Scott O’Dell’s love for California’s coastal islands shimmers on every page of Island of the Blue Dolphins, his 1960 young-adult novel about a girl left on a remote island to fend for herself. You more than hear the gulls cry, waves crash, and wind blow. The island on which Karana lives seems alive. You hear it mourn for all that is missing from her life, just as it rejoices in her victories over storms, hunger, and wild dogs.
Lois Lowry’s ambivalent memories of growing up on military bases darken the stark, regimented world of her 1993 dystopian novel The Giver.
C.S. Lewis based his sweeping Narnia vistas on the Mountains of Mourne in Northern Ireland. About them, he wrote: “I have seen landscapes . . . which, under a particular light, make me feel that at any moment a giant might raise his head over the next ridge.”

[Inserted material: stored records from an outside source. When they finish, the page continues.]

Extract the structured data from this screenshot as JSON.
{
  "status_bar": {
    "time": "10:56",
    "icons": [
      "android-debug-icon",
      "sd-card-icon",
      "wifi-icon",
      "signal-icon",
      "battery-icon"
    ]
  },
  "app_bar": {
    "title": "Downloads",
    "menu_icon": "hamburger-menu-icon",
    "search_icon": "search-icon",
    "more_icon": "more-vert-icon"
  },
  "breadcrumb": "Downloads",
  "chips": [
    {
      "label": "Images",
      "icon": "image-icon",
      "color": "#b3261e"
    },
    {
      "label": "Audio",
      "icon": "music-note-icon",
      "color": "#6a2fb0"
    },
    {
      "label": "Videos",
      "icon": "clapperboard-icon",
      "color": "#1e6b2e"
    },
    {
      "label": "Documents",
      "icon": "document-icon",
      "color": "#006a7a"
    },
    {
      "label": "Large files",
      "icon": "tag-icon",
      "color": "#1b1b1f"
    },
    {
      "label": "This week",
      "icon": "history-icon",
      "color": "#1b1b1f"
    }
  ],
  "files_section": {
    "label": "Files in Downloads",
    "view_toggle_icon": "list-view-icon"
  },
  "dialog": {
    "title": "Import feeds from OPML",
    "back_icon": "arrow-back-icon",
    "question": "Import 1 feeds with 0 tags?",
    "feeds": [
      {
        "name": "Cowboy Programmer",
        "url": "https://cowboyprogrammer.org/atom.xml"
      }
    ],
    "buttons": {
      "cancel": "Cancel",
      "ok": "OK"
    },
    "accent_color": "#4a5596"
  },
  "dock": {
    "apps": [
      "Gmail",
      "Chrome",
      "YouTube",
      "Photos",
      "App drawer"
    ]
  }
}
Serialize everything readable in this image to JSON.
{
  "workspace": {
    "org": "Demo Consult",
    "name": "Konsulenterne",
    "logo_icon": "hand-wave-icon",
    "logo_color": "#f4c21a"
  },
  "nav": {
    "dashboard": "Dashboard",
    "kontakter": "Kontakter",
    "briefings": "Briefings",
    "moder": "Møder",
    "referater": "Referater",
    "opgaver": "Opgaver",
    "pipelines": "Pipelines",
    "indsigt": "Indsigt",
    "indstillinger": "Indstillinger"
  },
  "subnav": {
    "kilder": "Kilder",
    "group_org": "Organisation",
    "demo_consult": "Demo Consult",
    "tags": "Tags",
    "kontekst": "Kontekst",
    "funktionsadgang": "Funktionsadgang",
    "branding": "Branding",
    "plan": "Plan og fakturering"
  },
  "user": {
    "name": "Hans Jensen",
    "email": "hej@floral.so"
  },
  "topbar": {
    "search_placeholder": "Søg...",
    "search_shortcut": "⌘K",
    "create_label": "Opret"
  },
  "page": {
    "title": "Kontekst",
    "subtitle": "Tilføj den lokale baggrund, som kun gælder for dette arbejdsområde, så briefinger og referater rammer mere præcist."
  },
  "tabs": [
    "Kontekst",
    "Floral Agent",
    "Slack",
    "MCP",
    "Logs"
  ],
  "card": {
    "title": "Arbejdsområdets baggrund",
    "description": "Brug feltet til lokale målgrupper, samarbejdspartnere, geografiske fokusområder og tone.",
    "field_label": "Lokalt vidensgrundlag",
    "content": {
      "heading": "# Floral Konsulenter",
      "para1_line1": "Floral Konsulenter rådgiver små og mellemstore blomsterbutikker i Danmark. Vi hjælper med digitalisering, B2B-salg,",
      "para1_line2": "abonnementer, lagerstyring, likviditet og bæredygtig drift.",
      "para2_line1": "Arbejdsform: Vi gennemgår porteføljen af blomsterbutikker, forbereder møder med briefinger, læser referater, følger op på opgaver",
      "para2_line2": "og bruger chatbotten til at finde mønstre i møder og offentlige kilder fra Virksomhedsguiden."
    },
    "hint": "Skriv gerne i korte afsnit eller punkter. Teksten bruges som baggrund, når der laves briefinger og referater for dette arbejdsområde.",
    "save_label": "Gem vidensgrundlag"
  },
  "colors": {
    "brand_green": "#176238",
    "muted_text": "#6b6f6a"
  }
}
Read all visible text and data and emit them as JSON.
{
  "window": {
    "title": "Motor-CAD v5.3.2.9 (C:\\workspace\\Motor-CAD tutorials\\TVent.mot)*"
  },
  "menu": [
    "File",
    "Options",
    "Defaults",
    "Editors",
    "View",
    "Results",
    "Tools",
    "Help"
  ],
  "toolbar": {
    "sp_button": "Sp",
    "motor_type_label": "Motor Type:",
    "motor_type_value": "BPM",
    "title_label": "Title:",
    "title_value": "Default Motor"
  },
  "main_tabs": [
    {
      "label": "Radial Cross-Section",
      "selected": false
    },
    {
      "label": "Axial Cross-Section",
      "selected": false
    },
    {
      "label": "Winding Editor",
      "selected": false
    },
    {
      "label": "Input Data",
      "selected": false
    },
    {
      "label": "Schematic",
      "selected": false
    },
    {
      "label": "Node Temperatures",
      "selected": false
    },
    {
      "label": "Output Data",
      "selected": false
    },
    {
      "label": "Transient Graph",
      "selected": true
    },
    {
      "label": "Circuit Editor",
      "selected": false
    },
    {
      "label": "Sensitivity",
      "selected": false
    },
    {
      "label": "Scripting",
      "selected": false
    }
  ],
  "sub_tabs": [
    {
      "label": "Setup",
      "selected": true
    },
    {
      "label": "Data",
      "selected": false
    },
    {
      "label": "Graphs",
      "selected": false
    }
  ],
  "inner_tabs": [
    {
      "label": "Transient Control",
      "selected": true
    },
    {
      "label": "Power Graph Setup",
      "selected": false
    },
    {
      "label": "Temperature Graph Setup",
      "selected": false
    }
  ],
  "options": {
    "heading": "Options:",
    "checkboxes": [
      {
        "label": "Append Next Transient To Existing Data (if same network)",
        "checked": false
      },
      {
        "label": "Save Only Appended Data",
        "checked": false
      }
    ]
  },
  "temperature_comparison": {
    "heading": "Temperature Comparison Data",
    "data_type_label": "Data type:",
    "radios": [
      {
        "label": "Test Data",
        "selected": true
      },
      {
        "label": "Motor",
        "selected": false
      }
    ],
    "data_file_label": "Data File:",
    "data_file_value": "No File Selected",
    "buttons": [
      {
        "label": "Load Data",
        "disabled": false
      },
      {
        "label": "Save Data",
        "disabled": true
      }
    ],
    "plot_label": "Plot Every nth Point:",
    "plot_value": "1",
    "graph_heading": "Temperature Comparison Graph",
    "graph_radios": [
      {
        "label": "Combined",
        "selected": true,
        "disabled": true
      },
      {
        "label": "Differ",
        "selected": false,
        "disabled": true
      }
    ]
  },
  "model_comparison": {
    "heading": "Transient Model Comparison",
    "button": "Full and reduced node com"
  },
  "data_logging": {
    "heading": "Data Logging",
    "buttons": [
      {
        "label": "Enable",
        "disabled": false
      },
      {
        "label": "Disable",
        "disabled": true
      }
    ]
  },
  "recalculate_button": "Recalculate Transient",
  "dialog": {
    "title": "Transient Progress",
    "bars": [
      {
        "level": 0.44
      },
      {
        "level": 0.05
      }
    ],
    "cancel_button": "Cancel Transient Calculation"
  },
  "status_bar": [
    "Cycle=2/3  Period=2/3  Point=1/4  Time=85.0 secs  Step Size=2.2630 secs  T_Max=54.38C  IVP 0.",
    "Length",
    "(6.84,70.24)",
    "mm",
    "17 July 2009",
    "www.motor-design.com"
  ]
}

In every case the writer traversed a personal geography to inform a fictional one. His or her emotional connection to a real place grounded the reader in an imagined place.
Contemporary young-adult fiction writers traversing this personal geography include Molly Blaisdell, whose Plumb Crazy makes small-town Texas taste like a sweet-potato pie glazed with dust and peppered with grit; Louise Spiegler, whose historical novels capture the damp majesty of Puget Sound country; and Holly Cupala, whose Don’t Breathe a Word gives the midnight alleys of homeless America a heartbeat.
When a writer soaks up the spirit of a place—whether it’s a town, city, mesa, or just about anywhere else—that place can inspire a profound fictional setting.
A great story puts you there, so that you see and feel the landscape around you. Writers get there by digging into their personal geography—and listening for the heartbeat.
Conrad Wesselhoeft worked as a tugboat hand in Singapore and Peace Corps Volunteer in Polynesia before embarking on a career in journalism. He has served on the editorial staffs of five newspapers, including The New York Times. He is the author of the young adult novels ADIOS, NIRVANA (Houghton Mifflin Harcourt, 2010) and DIRT BIKES, DRONES, AND OTHER WAYS TO FLY (Houghton Mifflin Harcourt, 2014). His ancestors were doctors to Emily Dickinson, Louisa May Alcott, and Harriet Beecher Stowe. His three children are in various stages of university study or job searching. He lives in West Seattle with a poodle named Django (the “D” is silent). Druid Circle cookies (from Trader Joe’s) are his weakness.